Public Service Company of New Mexico (PNM) announced in April 2019 that all its electric generation will be carbon-free by 2040, five years earlier than required under the state’s new Energy Transition Act. Starting in 2028, the company will begin closing its gas plants, with the last ones shuttered by 2040, and add renewable generation in their place. According to PNM President, Chairman, and CEO Pat Vincent-Collawn: “After its passage, we went back to consider scenarios that would get us to the 2045 goal without hurting customers’ pocketbooks and while maintaining reliability. We soon realized that we were not only up for the challenge of a 100 percent emission-free goal by 2045, but that we could do better…” And PNM more recently announced that when its 847-MW San Juan coal plant closes in June of 2022, the lost capacity will be replaced by 650 MW of solar generation and 300 MW/1,200 MWh of battery storage – and no new gas.



State regulators in April 2019 unanimously rejected an 850 MW gas plant proposed by utility Vectren (which provides power to central and southwestern Indiana) over concerns that the $781 million investment represented a major stranded asset risk.
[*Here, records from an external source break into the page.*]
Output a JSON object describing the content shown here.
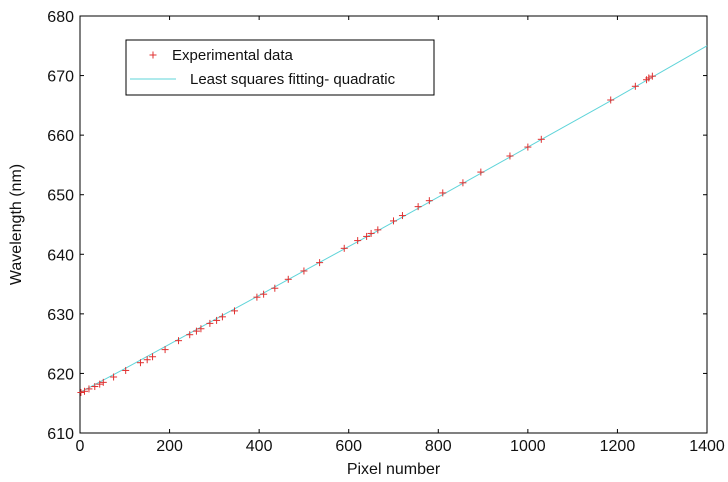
{
  "chart_data": {
    "type": "scatter",
    "title": "",
    "xlabel": "Pixel number",
    "ylabel": "Wavelength (nm)",
    "xlim": [
      0,
      1400
    ],
    "ylim": [
      610,
      680
    ],
    "xticks": [
      0,
      200,
      400,
      600,
      800,
      1000,
      1200,
      1400
    ],
    "yticks": [
      610,
      620,
      630,
      640,
      650,
      660,
      670,
      680
    ],
    "grid": false,
    "legend_position": "top-left",
    "series": [
      {
        "name": "Experimental data",
        "kind": "marker",
        "marker": "plus",
        "color": "#e03030",
        "points": [
          [
            2,
            616.8
          ],
          [
            10,
            617.0
          ],
          [
            20,
            617.4
          ],
          [
            33,
            617.8
          ],
          [
            44,
            618.2
          ],
          [
            52,
            618.5
          ],
          [
            75,
            619.4
          ],
          [
            102,
            620.5
          ],
          [
            135,
            621.8
          ],
          [
            150,
            622.3
          ],
          [
            162,
            622.8
          ],
          [
            190,
            624.0
          ],
          [
            220,
            625.5
          ],
          [
            245,
            626.5
          ],
          [
            260,
            627.1
          ],
          [
            270,
            627.5
          ],
          [
            290,
            628.4
          ],
          [
            305,
            628.9
          ],
          [
            318,
            629.5
          ],
          [
            345,
            630.5
          ],
          [
            395,
            632.8
          ],
          [
            410,
            633.3
          ],
          [
            435,
            634.3
          ],
          [
            465,
            635.8
          ],
          [
            500,
            637.2
          ],
          [
            535,
            638.6
          ],
          [
            590,
            641.0
          ],
          [
            620,
            642.3
          ],
          [
            640,
            643.0
          ],
          [
            650,
            643.5
          ],
          [
            665,
            644.1
          ],
          [
            700,
            645.6
          ],
          [
            720,
            646.5
          ],
          [
            755,
            648.0
          ],
          [
            780,
            649.0
          ],
          [
            810,
            650.3
          ],
          [
            855,
            652.0
          ],
          [
            895,
            653.8
          ],
          [
            960,
            656.5
          ],
          [
            1000,
            658.0
          ],
          [
            1030,
            659.3
          ],
          [
            1185,
            665.9
          ],
          [
            1240,
            668.2
          ],
          [
            1265,
            669.3
          ],
          [
            1270,
            669.6
          ],
          [
            1278,
            669.9
          ]
        ]
      },
      {
        "name": "Least squares fitting- quadratic",
        "kind": "line",
        "color": "#5fd4d9",
        "x": [
          0,
          100,
          200,
          300,
          400,
          500,
          600,
          700,
          800,
          900,
          1000,
          1100,
          1200,
          1300,
          1400
        ],
        "y": [
          616.8,
          620.8,
          624.9,
          629.0,
          633.1,
          637.2,
          641.3,
          645.4,
          649.6,
          653.8,
          658.0,
          662.2,
          666.4,
          670.7,
          675.0
        ]
      }
    ]
  }
}
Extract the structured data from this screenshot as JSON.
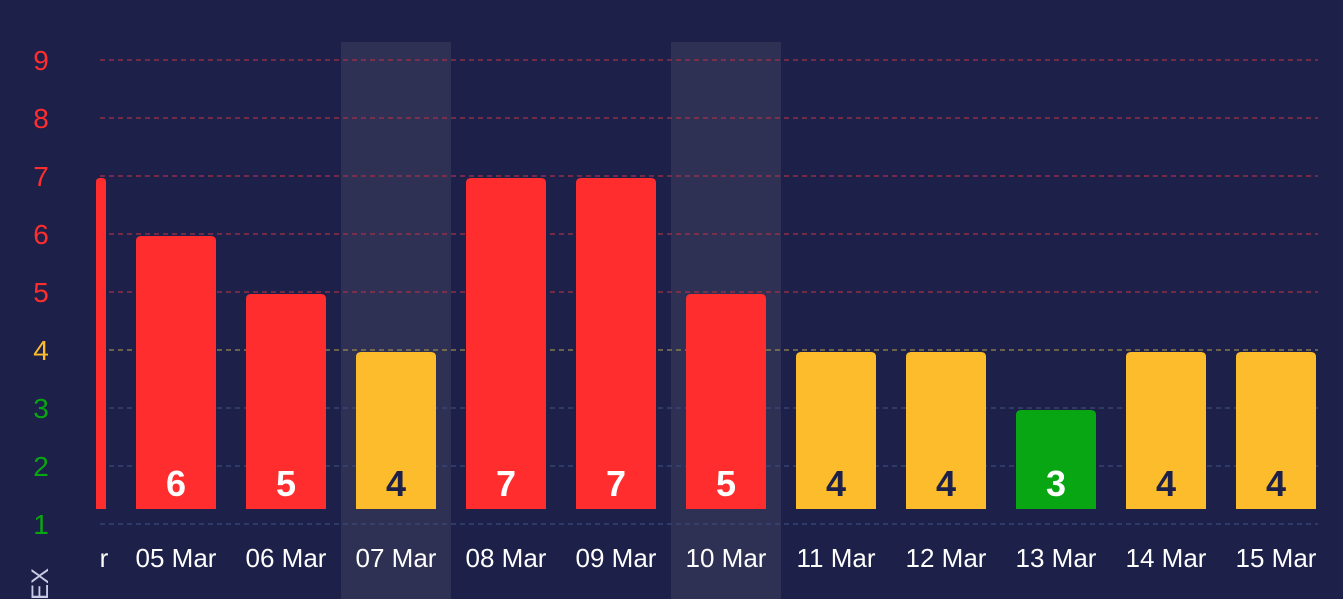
{
  "chart_data": {
    "type": "bar",
    "title": "",
    "xlabel": "",
    "ylabel": "EX",
    "ylim": [
      1,
      9
    ],
    "yticks": [
      {
        "label": "9",
        "value": 9,
        "color": "#ff2d2d"
      },
      {
        "label": "8",
        "value": 8,
        "color": "#ff2d2d"
      },
      {
        "label": "7",
        "value": 7,
        "color": "#ff2d2d"
      },
      {
        "label": "6",
        "value": 6,
        "color": "#ff2d2d"
      },
      {
        "label": "5",
        "value": 5,
        "color": "#ff2d2d"
      },
      {
        "label": "4",
        "value": 4,
        "color": "#fcbc2c"
      },
      {
        "label": "3",
        "value": 3,
        "color": "#07a612"
      },
      {
        "label": "2",
        "value": 2,
        "color": "#07a612"
      },
      {
        "label": "1",
        "value": 1,
        "color": "#07a612"
      }
    ],
    "partial_category": {
      "label": "r",
      "value": 7,
      "color": "#ff2d2d"
    },
    "categories": [
      "05 Mar",
      "06 Mar",
      "07 Mar",
      "08 Mar",
      "09 Mar",
      "10 Mar",
      "11 Mar",
      "12 Mar",
      "13 Mar",
      "14 Mar",
      "15 Mar"
    ],
    "values": [
      6,
      5,
      4,
      7,
      7,
      5,
      4,
      4,
      3,
      4,
      4
    ],
    "value_labels": [
      "6",
      "5",
      "4",
      "7",
      "7",
      "5",
      "4",
      "4",
      "3",
      "4",
      "4"
    ],
    "highlighted": [
      "07 Mar",
      "10 Mar"
    ],
    "colors": {
      "high": "#ff2d2d",
      "moderate": "#fcbc2c",
      "low": "#07a612",
      "background": "#1d2048",
      "highlight_band": "#2e3154",
      "label_dark": "#1d2048",
      "label_light": "#ffffff",
      "axis_text": "#ffffff"
    },
    "grid": true,
    "legend": "none"
  }
}
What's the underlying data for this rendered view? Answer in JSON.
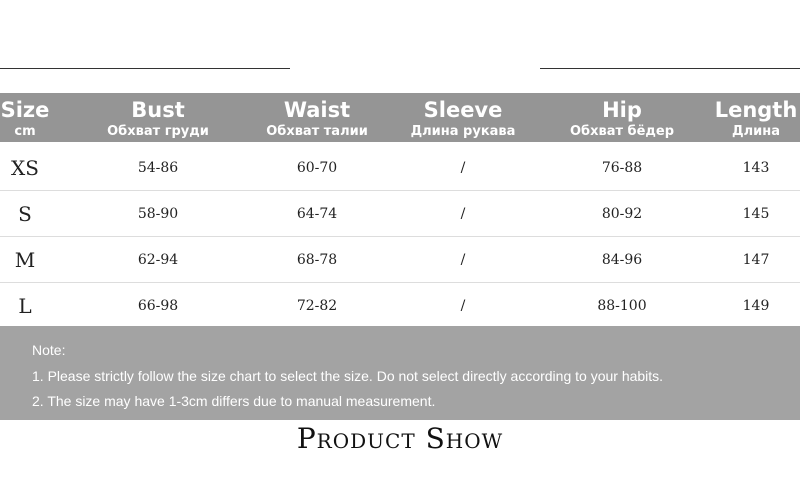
{
  "table": {
    "columns": [
      {
        "title": "Size",
        "subtitle": "cm"
      },
      {
        "title": "Bust",
        "subtitle": "Обхват груди"
      },
      {
        "title": "Waist",
        "subtitle": "Обхват талии"
      },
      {
        "title": "Sleeve",
        "subtitle": "Длина рукава"
      },
      {
        "title": "Hip",
        "subtitle": "Обхват бёдер"
      },
      {
        "title": "Length",
        "subtitle": "Длина"
      }
    ],
    "rows": [
      [
        "XS",
        "54-86",
        "60-70",
        "/",
        "76-88",
        "143"
      ],
      [
        "S",
        "58-90",
        "64-74",
        "/",
        "80-92",
        "145"
      ],
      [
        "M",
        "62-94",
        "68-78",
        "/",
        "84-96",
        "147"
      ],
      [
        "L",
        "66-98",
        "72-82",
        "/",
        "88-100",
        "149"
      ]
    ]
  },
  "note": {
    "label": "Note:",
    "lines": [
      "1. Please strictly follow the size chart to select the size. Do not select directly according to your habits.",
      "2. The size may have 1-3cm differs due to manual measurement."
    ]
  },
  "footer": {
    "title": "Product Show"
  }
}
Previously, in September 2018, utility Northern Indiana Public Service Company (NIPSCO) announced that the most viable option for its customers would be to move up the retirement of all its coal plants within the next 10 years and to replace the fuel with lower-cost renewable energy resources such as wind, solar and battery storage technology, not gas.



Idaho Power announced plans in March 2019 to transition its generation to 100% clean energy by 2045. It will retire its interests in its three remaining coal plants and three gas plants and plans to add a new 120 MW solar facility at pricing that rivals the lowest ever seen in the U.S. market.



In May 2020, Hawaiian Electric announced a massive buildout of 460 megawatts of solar and nearly 3 gigawatt-hours of storage, an important step to hitting the state’s mandate of 100% renewables by 2045.1 Previously, in March 2019, the utility received approval for an ambitious suite of new solar-plus-storage projects that came in at prices significantly lower than its existing fossil-fueled generation.

Renewable Energy Battery Storage

Midwest, Plains, and Southwest

Xcel Energy (which serves customers in Minnesota, Michigan, Wisconsin, North Dakota, South Dakota, Colorado, Texas, and New Mexico) unveiled plans in December 2018 to be 100% carbon-free by 2050. The company had previously announced that it would save its customers money by retiring two coal units early and replacing them with a mix of wind, solar, and battery storage – and with considerably less gas than it originally anticipated. And in 2021, Xcel proposed further speeding its transition by abandoning previous plans for adding a big new gas plant to its fleet.